Sharp edges

This page documents subtle behaviors you may encounter with advanced features. Most users won’t hit these, but they’re important to understand when using callable defaults or CLI string parsing.

Callable fields and copy()

copy() distinguishes between fields that have an explicitly stored value and fields whose value comes from a callable default. Only the stored values are copied - callable-default fields are left unset on the new instance so they recompute lazily from the copy’s own field values:

class RetryConfig(Config):
    base = Float(1.0, "Base interval")
    retry = Float(lambda self: self.base * 3, "3* base")

cfg = RetryConfig()   # retry NOT stored (callable default)
cfg2 = cfg.copy()
cfg2.base = 10.0
cfg2.retry            # 30.0 - recomputed from cfg2.base

Once a callable-default field is explicitly set, copy() carries that stored value:

cfg.retry = 99.0      # now stored
cfg3 = cfg.copy()
cfg3.base = 10.0
cfg3.retry            # 99.0 - the stored value is preserved, formula gone

Serialization and callable defaults

Callable-default fields are skipped during serialization when no explicit value has been stored. On load, the callable is still present in the class definition and reconstructs the value naturally:

class RetryConfig(Config):
    base = Float(1.0, "Base interval")
    retry = Float(lambda self: self.base * 3, "3* base")

cfg = RetryConfig()
d = cfg.to_dict()     # d == {'base': 1.0}  -- retry omitted

cfg2 = RetryConfig.from_dict(d)
cfg2.base = 10.0
cfg2.retry            # 30.0 - recomputed from callable

This works reliably when the callable is a pure function of other Config fields. If the callable depends on external state (global variables, memoized values, I/O), the reconstructed value after loading may differ from the original. In that case set transient=False on the field to preserve the snapshot behavior:

retry = Float(lambda self: self.base * 3, "3* base", transient=False)
# now serialized as a plain value and reloaded as-is

Circular dependencies

There is no cycle detection. If field A’s callable default reads field B and field B’s callable reads field A, you get infinite recursion:

class BadConfig(Config):
    a = Float(lambda self: self.b + 1, "Reads b")
    b = Float(lambda self: self.a + 1, "Reads a")  # RecursionError on access

Keep the dependency graph acyclic: derived fields should only read earlier-declared fields that have plain defaults.

List.from_string falls back silently on bad JSON

When a List field reads its value from an environment variable or a CLI argument, it first tries to parse the raw string as JSON. If that fails (e.g. a malformed array), it silently falls back to splitting on commas - so "[1, 2, 3" becomes ["[1", " 2", " 3"] rather than an error.

If precise element types matter, set element_type on the field and pass well-formed JSON arrays from the environment.

Normalization and the descriptor’s defaultval

ConfigField.__init__ runs the default through normalize() before storing it, so defaultval is always in canonical form.
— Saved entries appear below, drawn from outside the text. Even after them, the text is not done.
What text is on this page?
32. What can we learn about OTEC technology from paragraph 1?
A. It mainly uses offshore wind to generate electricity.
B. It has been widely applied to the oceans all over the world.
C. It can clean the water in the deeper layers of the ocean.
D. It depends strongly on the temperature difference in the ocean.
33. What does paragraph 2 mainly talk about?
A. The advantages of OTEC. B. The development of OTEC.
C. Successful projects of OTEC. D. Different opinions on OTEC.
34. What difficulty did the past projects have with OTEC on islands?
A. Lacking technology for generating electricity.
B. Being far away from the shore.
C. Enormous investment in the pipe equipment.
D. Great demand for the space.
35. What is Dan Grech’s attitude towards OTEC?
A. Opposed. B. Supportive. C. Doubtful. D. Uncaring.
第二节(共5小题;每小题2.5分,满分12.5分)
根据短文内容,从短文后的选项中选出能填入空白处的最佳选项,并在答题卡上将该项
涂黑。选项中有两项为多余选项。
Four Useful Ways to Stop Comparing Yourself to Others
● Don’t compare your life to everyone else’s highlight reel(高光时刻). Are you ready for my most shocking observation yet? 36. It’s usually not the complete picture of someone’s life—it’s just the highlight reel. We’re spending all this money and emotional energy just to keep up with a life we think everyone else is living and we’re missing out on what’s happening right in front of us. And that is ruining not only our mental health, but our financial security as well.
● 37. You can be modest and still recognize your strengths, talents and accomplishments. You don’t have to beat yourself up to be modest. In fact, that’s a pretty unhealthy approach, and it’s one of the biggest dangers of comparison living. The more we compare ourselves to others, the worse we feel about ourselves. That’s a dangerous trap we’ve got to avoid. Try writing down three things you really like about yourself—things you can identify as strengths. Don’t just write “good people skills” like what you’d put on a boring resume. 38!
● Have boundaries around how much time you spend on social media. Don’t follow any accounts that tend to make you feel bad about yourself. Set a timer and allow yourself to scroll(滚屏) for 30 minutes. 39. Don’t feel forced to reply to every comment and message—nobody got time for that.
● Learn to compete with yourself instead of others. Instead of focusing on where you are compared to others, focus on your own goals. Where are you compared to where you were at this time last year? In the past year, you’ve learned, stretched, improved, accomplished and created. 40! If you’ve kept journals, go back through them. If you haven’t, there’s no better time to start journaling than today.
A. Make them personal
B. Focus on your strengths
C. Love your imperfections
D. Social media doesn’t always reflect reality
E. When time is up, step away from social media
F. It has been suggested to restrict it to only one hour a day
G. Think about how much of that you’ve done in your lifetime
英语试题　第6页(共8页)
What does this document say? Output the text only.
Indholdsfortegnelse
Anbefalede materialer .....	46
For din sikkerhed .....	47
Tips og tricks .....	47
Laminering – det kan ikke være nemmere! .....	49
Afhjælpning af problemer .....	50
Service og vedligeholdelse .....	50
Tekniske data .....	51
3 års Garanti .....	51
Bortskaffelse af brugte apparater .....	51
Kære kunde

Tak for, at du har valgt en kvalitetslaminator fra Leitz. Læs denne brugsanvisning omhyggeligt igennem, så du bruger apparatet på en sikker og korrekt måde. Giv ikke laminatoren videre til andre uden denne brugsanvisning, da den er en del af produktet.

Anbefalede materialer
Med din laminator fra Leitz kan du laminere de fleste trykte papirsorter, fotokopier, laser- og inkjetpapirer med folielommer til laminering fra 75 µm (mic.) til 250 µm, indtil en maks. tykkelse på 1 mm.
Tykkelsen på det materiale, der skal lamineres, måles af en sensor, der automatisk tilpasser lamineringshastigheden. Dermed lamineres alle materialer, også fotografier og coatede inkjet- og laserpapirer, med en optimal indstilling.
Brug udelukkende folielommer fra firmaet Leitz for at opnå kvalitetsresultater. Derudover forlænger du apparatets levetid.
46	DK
Instances and the descriptor’s defaultval agree:

class SurveyConfig(Config):
    heading = Angle(370.0, "Heading in degrees")

SurveyConfig().heading                       # 10.0 — normalized
type(SurveyConfig()).heading.defaultval      # 10.0 — also normalized

This relies on normalize being idempotent. If your normalize depends on instance state (rare), the class-level default may not match what an instance would compute — keep normalize a pure function of value to avoid surprises.